I’ve had personal experience of working with such people. When they are on the money there is no better ally to be had. But when they lose the plot it can be incredibly difficult to persuade them of the merits of an alternative path. Constructive criticism is dismissed as base politicking, and a multi-stakeholder partnership can, in their eyes, be suddenly transformed into a conspiracy to block progress. When they perceive the project is threatened, then everything becomes about defending the project.
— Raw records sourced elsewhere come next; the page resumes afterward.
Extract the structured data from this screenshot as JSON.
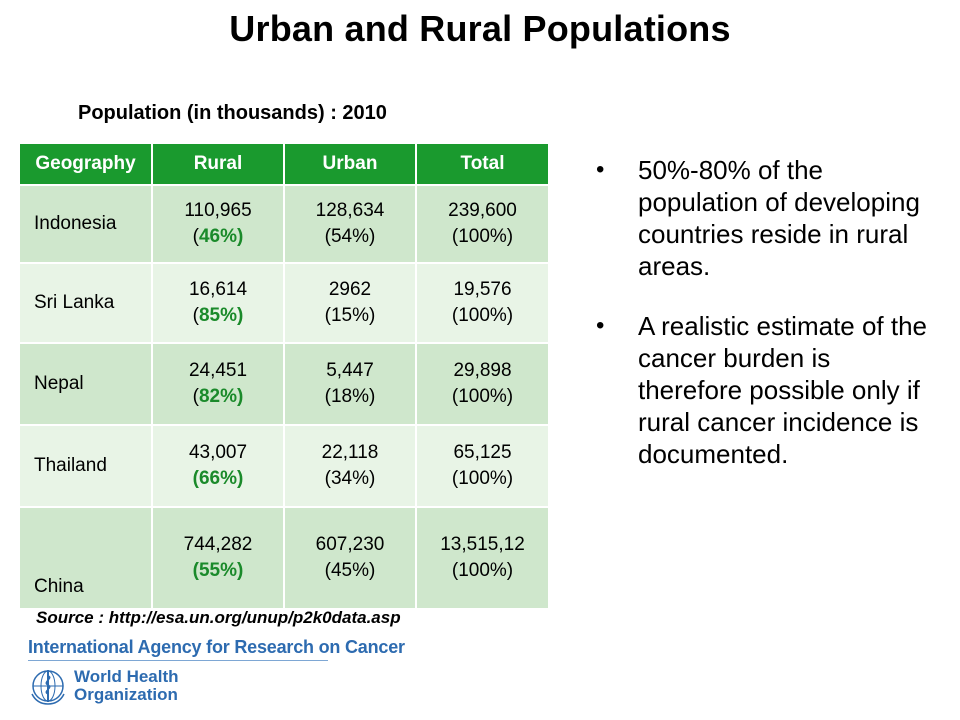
{
  "title": "Urban and Rural Populations",
  "subtitle": "Population (in thousands) : 2010",
  "table": {
    "headers": [
      "Geography",
      "Rural",
      "Urban",
      "Total"
    ],
    "rows": [
      {
        "geo": "Indonesia",
        "rural_val": "110,965",
        "rural_pct": "46%",
        "urban_val": "128,634",
        "urban_pct": "(54%)",
        "total_val": "239,600",
        "total_pct": "(100%)"
      },
      {
        "geo": "Sri Lanka",
        "rural_val": "16,614",
        "rural_pct": "85%",
        "urban_val": "2962",
        "urban_pct": "(15%)",
        "total_val": "19,576",
        "total_pct": "(100%)"
      },
      {
        "geo": "Nepal",
        "rural_val": "24,451",
        "rural_pct": "82%",
        "urban_val": "5,447",
        "urban_pct": "(18%)",
        "total_val": "29,898",
        "total_pct": "(100%)"
      },
      {
        "geo": "Thailand",
        "rural_val": "43,007",
        "rural_pct": "(66%)",
        "urban_val": "22,118",
        "urban_pct": "(34%)",
        "total_val": "65,125",
        "total_pct": "(100%)"
      },
      {
        "geo": "China",
        "rural_val": "744,282",
        "rural_pct": "(55%)",
        "urban_val": "607,230",
        "urban_pct": "(45%)",
        "total_val": "13,515,12",
        "total_pct": "(100%)"
      }
    ]
  },
  "source": "Source : http://esa.un.org/unup/p2k0data.asp",
  "bullets": [
    "50%-80% of the population of developing countries reside in rural areas.",
    "A realistic estimate of the cancer burden is therefore possible only if rural cancer incidence is documented."
  ],
  "footer": {
    "agency": "International Agency for Research on Cancer",
    "who_line1": "World Health",
    "who_line2": "Organization"
  },
  "colors": {
    "header_green": "#1a9a2e",
    "row_dark": "#cfe7cc",
    "row_light": "#e8f4e6",
    "pct_green": "#1a8a2a",
    "footer_blue": "#2d6bb0"
  },
  "icons": {
    "who_logo": "who-emblem-icon"
  }
}
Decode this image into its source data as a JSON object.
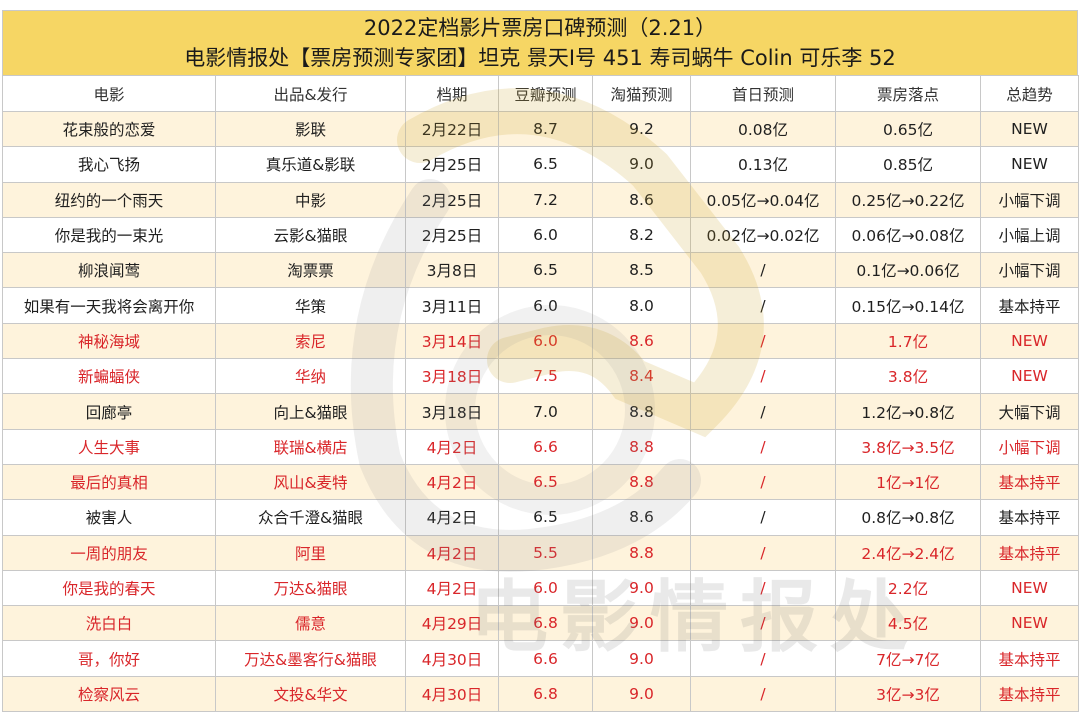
{
  "title": {
    "line1": "2022定档影片票房口碑预测（2.21）",
    "line2": "电影情报处【票房预测专家团】坦克 景天I号 451 寿司蜗牛 Colin 可乐李 52"
  },
  "watermark": {
    "text": "电影情报处"
  },
  "colors": {
    "header_yellow": "#f6d664",
    "row_tint": "#fdefce",
    "highlight_red": "#d9262a"
  },
  "table": {
    "columns": [
      "电影",
      "出品&发行",
      "档期",
      "豆瓣预测",
      "淘猫预测",
      "首日预测",
      "票房落点",
      "总趋势"
    ],
    "rows": [
      {
        "highlight": false,
        "cells": [
          "花束般的恋爱",
          "影联",
          "2月22日",
          "8.7",
          "9.2",
          "0.08亿",
          "0.65亿",
          "NEW"
        ]
      },
      {
        "highlight": false,
        "cells": [
          "我心飞扬",
          "真乐道&影联",
          "2月25日",
          "6.5",
          "9.0",
          "0.13亿",
          "0.85亿",
          "NEW"
        ]
      },
      {
        "highlight": false,
        "cells": [
          "纽约的一个雨天",
          "中影",
          "2月25日",
          "7.2",
          "8.6",
          "0.05亿→0.04亿",
          "0.25亿→0.22亿",
          "小幅下调"
        ]
      },
      {
        "highlight": false,
        "cells": [
          "你是我的一束光",
          "云影&猫眼",
          "2月25日",
          "6.0",
          "8.2",
          "0.02亿→0.02亿",
          "0.06亿→0.08亿",
          "小幅上调"
        ]
      },
      {
        "highlight": false,
        "cells": [
          "柳浪闻莺",
          "淘票票",
          "3月8日",
          "6.5",
          "8.5",
          "/",
          "0.1亿→0.06亿",
          "小幅下调"
        ]
      },
      {
        "highlight": false,
        "cells": [
          "如果有一天我将会离开你",
          "华策",
          "3月11日",
          "6.0",
          "8.0",
          "/",
          "0.15亿→0.14亿",
          "基本持平"
        ]
      },
      {
        "highlight": true,
        "cells": [
          "神秘海域",
          "索尼",
          "3月14日",
          "6.0",
          "8.6",
          "/",
          "1.7亿",
          "NEW"
        ]
      },
      {
        "highlight": true,
        "cells": [
          "新蝙蝠侠",
          "华纳",
          "3月18日",
          "7.5",
          "8.4",
          "/",
          "3.8亿",
          "NEW"
        ]
      },
      {
        "highlight": false,
        "cells": [
          "回廊亭",
          "向上&猫眼",
          "3月18日",
          "7.0",
          "8.8",
          "/",
          "1.2亿→0.8亿",
          "大幅下调"
        ]
      },
      {
        "highlight": true,
        "cells": [
          "人生大事",
          "联瑞&横店",
          "4月2日",
          "6.6",
          "8.8",
          "/",
          "3.8亿→3.5亿",
          "小幅下调"
        ]
      },
      {
        "highlight": true,
        "cells": [
          "最后的真相",
          "风山&麦特",
          "4月2日",
          "6.5",
          "8.8",
          "/",
          "1亿→1亿",
          "基本持平"
        ]
      },
      {
        "highlight": false,
        "cells": [
          "被害人",
          "众合千澄&猫眼",
          "4月2日",
          "6.5",
          "8.6",
          "/",
          "0.8亿→0.8亿",
          "基本持平"
        ]
      },
      {
        "highlight": true,
        "cells": [
          "一周的朋友",
          "阿里",
          "4月2日",
          "5.5",
          "8.8",
          "/",
          "2.4亿→2.4亿",
          "基本持平"
        ]
      },
      {
        "highlight": true,
        "cells": [
          "你是我的春天",
          "万达&猫眼",
          "4月2日",
          "6.0",
          "9.0",
          "/",
          "2.2亿",
          "NEW"
        ]
      },
      {
        "highlight": true,
        "cells": [
          "洗白白",
          "儒意",
          "4月29日",
          "6.8",
          "9.0",
          "/",
          "4.5亿",
          "NEW"
        ]
      },
      {
        "highlight": true,
        "cells": [
          "哥，你好",
          "万达&墨客行&猫眼",
          "4月30日",
          "6.6",
          "9.0",
          "/",
          "7亿→7亿",
          "基本持平"
        ]
      },
      {
        "highlight": true,
        "cells": [
          "检察风云",
          "文投&华文",
          "4月30日",
          "6.8",
          "9.0",
          "/",
          "3亿→3亿",
          "基本持平"
        ]
      }
    ]
  }
}
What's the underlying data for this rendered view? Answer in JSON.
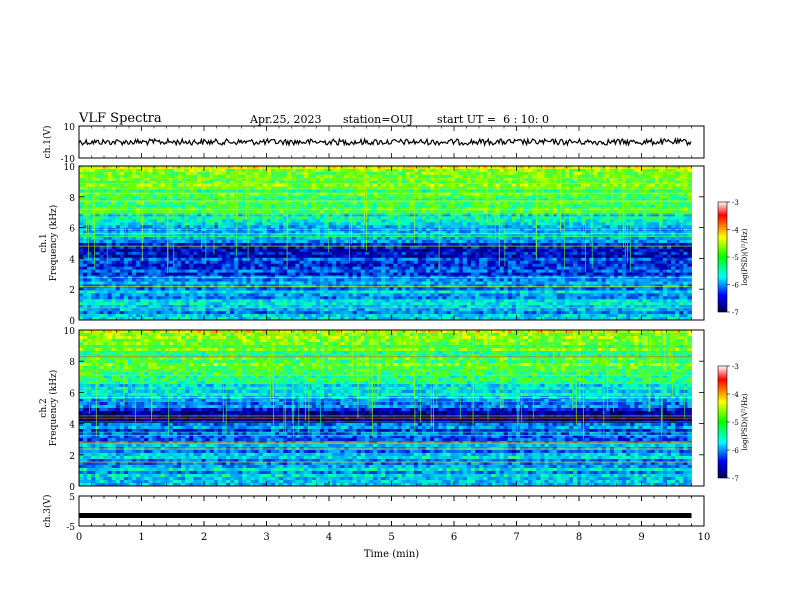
{
  "header": {
    "title": "VLF Spectra",
    "date": "Apr.25, 2023",
    "station": "station=OUJ",
    "start": "start UT =  6 : 10: 0"
  },
  "chart_data": [
    {
      "type": "line",
      "panel": "ch1-waveform",
      "ylabel": "ch.1(V)",
      "ylim": [
        -10,
        10
      ],
      "yticks": [
        "10",
        "-10"
      ],
      "xlim": [
        0,
        10
      ],
      "series": [
        {
          "x": [
            0,
            9.8
          ],
          "values": [
            0,
            0
          ]
        }
      ]
    },
    {
      "type": "heatmap",
      "panel": "ch1-spectrogram",
      "ylabel": "ch.1 Frequency (kHz)",
      "xlim": [
        0,
        10
      ],
      "ylim": [
        0,
        10
      ],
      "yticks": [
        "0",
        "2",
        "4",
        "6",
        "8",
        "10"
      ],
      "data_end_min": 9.8,
      "colorbar": {
        "label": "log(PSD)(V²/Hz)",
        "range": [
          -7,
          -3
        ],
        "ticks": [
          "-3",
          "-4",
          "-5",
          "-6",
          "-7"
        ]
      }
    },
    {
      "type": "heatmap",
      "panel": "ch2-spectrogram",
      "ylabel": "ch.2 Frequency (kHz)",
      "xlim": [
        0,
        10
      ],
      "ylim": [
        0,
        10
      ],
      "yticks": [
        "0",
        "2",
        "4",
        "6",
        "8",
        "10"
      ],
      "data_end_min": 9.8,
      "colorbar": {
        "label": "log(PSD)(V²/Hz)",
        "range": [
          -7,
          -3
        ],
        "ticks": [
          "-3",
          "-4",
          "-5",
          "-6",
          "-7"
        ]
      }
    },
    {
      "type": "line",
      "panel": "ch3-waveform",
      "ylabel": "ch.3(V)",
      "ylim": [
        -5,
        5
      ],
      "yticks": [
        "5",
        "-5"
      ],
      "xlim": [
        0,
        10
      ],
      "series": [
        {
          "x": [
            0,
            9.8
          ],
          "values": [
            -1.5,
            -1.5
          ]
        }
      ]
    }
  ],
  "xaxis": {
    "label": "Time (min)",
    "ticks": [
      "0",
      "1",
      "2",
      "3",
      "4",
      "5",
      "6",
      "7",
      "8",
      "9",
      "10"
    ]
  }
}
We all have our blind spots, and over-confidence is a dangerous trait in many walks of life. But the project success rate in conservation and development is not good. Even if we have good reason to think our proposal is the best thing since sliced bread, we should be wary, for many before us, equally able, have failed. Thus the capacity for self-doubt is, I think, one of the most important assets you can have if you want to work in conservation or development.


Lindsay Morgan also dispatched her personal thoughts from her trip Southern Sudan. The post had all the usual ingredients, grizzled veterans, impossible projects, crazy donor expectations, poverty that won’t go away and that might get worse when you leave, constant travel to uncertain ends.

One word summed it up for me: SNAFU. It was coined by frustrated foot soldiers in the Second World War. The parallels seem striking to me, and to Lindsay who remarked:

“Aid workers are like soldiers fighting in a war the public back home has forgotten about or doesn’t understand.”

The big bosses at HQ draw lines on maps / construct logframes without any real clue as to what it look likes for those on the ground. Nonsensical orders come through and someone has to make sense of  them. You never get the supplies you ordered; some logistics corps idiot / donor always has another idea. Then just when you’re finally about to make some progress they change their minds and tell you to do something else. No wonder green-behind-the-ears newbies turn into cynical veterans after just one campaign / project, and veterans compete with stories about just how bad it got for them. SNAFU indeed.

There is one important difference. In war there is a pretty severe feedback loop: lose a battle they shouldn’t have and the general responsible will be cashiered in an instant. In aid and development, it seems, it remains SUSFU.